Teknolojiyle finans kesişiyor
Stablecoin işi teknolojiyle finansın tam kesişim noktasında olduğu için geleneksel Web2 ödeme şirketleriyle bizim bildiğimiz Web3 kripto dünyası arasında dağlar kadar fark var. Uzmanlar diyor ki, bu iki disiplini, düzenlemeleri ve teknik altyapıyı bir arada yönetemeyen şirketlerin ayakta kalması çok zor.
Özellikle zincir soyutlama gibi yeni teknolojiler olmadan geleneksel kurumların stablecoin transferi yapması halen çok meşakkatli bir iş. Bir de sınır ötesi ödemelerde devrim yaratacak deniyor ya, o konu da biraz tartışmalı. Uzmanlar düşük işlem ücreti ve hız gibi görünen avantajların arkasında regülasyon, kur farkı, gas ücreti, kimlik doğrulama (KYC/AML) süreçleri derken toplamda %1’e yaklaşan gizli maliyetler olduğunu söylüyor.
Gerçeklerle söylemleri ayırt etmek gerekiyor
Son zamanlarda ortalıkta stablecoin’ler uluslararası para sistemini kökten değiştirecek, fiat para düzenini yıkacak gibi abartılı laflar dönüyor. Ama hem sahadaki gerçekler hem de araştırmacıların analizleri bu görüşlerin çoğunun aşırı iyimser olduğunu gösteriyor. Aslında stablecoin’ler, bildiğimiz egemen para birimlerinin işlevlerinin zincir üzerindeki bir uzantısından başka bir şey değil. Hatta Uluslararası Ödemeler Bankası (BIS) bile raporlarında stablecoin’lerin halen esneklik ve bütünlük gibi konularda sıkıntı yaşadığını bu yüzden de yeni para sisteminin temeli olmaktan çok uzak olduklarını söylüyor.

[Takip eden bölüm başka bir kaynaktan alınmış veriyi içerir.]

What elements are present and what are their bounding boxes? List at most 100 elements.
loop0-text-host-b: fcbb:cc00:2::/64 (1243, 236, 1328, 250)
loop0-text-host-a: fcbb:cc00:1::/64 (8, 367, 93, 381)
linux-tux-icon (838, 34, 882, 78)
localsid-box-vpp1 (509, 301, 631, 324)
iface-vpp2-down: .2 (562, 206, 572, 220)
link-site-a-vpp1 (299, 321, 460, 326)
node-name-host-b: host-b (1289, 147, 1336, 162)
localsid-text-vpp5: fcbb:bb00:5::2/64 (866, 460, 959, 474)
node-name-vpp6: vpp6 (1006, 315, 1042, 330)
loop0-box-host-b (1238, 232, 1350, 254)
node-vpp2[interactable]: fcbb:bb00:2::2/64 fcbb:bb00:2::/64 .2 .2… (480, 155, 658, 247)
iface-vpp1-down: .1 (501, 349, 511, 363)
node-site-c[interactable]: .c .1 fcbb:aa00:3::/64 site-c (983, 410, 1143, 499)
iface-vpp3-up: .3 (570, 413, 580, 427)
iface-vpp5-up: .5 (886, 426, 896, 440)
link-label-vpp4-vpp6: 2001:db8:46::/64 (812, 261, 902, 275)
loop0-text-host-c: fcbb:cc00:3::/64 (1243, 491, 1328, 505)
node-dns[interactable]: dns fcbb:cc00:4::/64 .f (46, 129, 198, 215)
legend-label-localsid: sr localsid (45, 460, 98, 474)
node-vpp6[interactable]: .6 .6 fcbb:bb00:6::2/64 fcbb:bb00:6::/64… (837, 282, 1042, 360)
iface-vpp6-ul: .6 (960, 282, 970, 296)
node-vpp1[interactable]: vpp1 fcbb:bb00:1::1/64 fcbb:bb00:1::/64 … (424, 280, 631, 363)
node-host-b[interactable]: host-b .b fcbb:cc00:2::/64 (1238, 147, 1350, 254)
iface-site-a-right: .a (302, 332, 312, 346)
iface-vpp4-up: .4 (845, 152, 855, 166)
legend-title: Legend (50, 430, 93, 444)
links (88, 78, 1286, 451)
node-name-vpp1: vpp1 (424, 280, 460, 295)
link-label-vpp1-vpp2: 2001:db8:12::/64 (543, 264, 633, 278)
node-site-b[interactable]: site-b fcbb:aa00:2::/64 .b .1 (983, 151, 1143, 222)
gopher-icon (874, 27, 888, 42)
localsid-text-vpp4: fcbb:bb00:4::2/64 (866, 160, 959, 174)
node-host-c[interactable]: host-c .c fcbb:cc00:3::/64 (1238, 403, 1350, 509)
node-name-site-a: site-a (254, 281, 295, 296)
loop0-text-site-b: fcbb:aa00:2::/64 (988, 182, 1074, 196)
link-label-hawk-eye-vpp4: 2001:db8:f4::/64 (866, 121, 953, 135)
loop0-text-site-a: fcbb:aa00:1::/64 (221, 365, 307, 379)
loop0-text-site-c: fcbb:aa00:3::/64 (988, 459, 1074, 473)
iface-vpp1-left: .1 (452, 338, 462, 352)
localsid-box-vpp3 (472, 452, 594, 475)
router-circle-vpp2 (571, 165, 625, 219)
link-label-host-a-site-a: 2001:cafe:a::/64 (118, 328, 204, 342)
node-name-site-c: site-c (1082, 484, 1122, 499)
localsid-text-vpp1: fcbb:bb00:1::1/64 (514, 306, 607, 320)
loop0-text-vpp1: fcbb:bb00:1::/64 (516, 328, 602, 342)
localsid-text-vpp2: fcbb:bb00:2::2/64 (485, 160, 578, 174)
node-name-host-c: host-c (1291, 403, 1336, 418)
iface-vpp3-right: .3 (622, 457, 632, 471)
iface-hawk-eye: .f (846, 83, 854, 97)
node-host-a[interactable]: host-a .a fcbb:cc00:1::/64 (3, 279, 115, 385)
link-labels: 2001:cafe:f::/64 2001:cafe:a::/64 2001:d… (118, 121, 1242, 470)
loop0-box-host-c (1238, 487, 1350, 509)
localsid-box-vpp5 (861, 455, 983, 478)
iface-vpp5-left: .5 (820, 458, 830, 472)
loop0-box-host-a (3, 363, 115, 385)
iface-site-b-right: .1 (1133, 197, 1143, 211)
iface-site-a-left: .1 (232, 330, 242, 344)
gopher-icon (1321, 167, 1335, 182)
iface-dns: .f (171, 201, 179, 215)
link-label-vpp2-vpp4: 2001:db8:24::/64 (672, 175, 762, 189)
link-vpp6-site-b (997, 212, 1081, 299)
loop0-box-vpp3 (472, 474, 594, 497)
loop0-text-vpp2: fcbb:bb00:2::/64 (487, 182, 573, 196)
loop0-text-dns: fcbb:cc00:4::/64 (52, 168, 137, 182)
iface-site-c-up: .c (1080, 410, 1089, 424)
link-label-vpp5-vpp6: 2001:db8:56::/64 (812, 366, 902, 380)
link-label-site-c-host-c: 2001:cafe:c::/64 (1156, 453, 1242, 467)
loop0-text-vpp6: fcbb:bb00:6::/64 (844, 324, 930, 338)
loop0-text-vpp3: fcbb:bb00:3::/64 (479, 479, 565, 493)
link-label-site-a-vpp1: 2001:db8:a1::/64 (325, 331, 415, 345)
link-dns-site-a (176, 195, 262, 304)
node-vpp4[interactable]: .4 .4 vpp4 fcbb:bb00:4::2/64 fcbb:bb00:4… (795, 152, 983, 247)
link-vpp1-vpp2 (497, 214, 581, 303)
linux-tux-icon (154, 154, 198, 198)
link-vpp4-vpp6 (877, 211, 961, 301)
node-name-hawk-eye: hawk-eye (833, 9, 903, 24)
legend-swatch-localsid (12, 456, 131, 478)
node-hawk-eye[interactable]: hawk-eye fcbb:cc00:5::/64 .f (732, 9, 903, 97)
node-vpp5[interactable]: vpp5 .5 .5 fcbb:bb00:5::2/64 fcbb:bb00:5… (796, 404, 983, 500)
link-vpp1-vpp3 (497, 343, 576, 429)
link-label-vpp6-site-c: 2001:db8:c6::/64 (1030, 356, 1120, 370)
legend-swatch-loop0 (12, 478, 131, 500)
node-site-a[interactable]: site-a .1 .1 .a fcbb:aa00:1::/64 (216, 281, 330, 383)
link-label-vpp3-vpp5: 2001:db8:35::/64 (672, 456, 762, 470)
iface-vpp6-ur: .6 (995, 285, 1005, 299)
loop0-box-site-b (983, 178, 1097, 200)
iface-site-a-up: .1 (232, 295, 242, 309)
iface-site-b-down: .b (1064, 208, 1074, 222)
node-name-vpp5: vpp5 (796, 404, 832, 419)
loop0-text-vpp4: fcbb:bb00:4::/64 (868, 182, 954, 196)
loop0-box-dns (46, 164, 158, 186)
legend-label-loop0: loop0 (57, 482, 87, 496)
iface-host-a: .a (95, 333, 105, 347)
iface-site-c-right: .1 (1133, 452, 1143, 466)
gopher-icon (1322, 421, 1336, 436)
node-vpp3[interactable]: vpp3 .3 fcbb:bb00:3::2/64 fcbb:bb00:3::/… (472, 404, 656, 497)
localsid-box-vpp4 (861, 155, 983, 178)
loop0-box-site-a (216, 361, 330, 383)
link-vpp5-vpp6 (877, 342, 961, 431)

Yine de hakkını yemeyelim. Bu teknolojinin yasal paraların daha verimli kullanılmasına, sınır ötesi ticarete ve bölgesel iş birliklerine önemli katkılar sunacağı kesin. Konuşulan o ki, Çin de offshore RMB (Çin yuanı) stablecoin’i için önce Hong Kong’u bir test alanı olarak kullanacak. Uzun vadede ise dijital RMB ile birlikte burayı uluslararası bir finans merkezi yapma vizyonunu destekleyecek.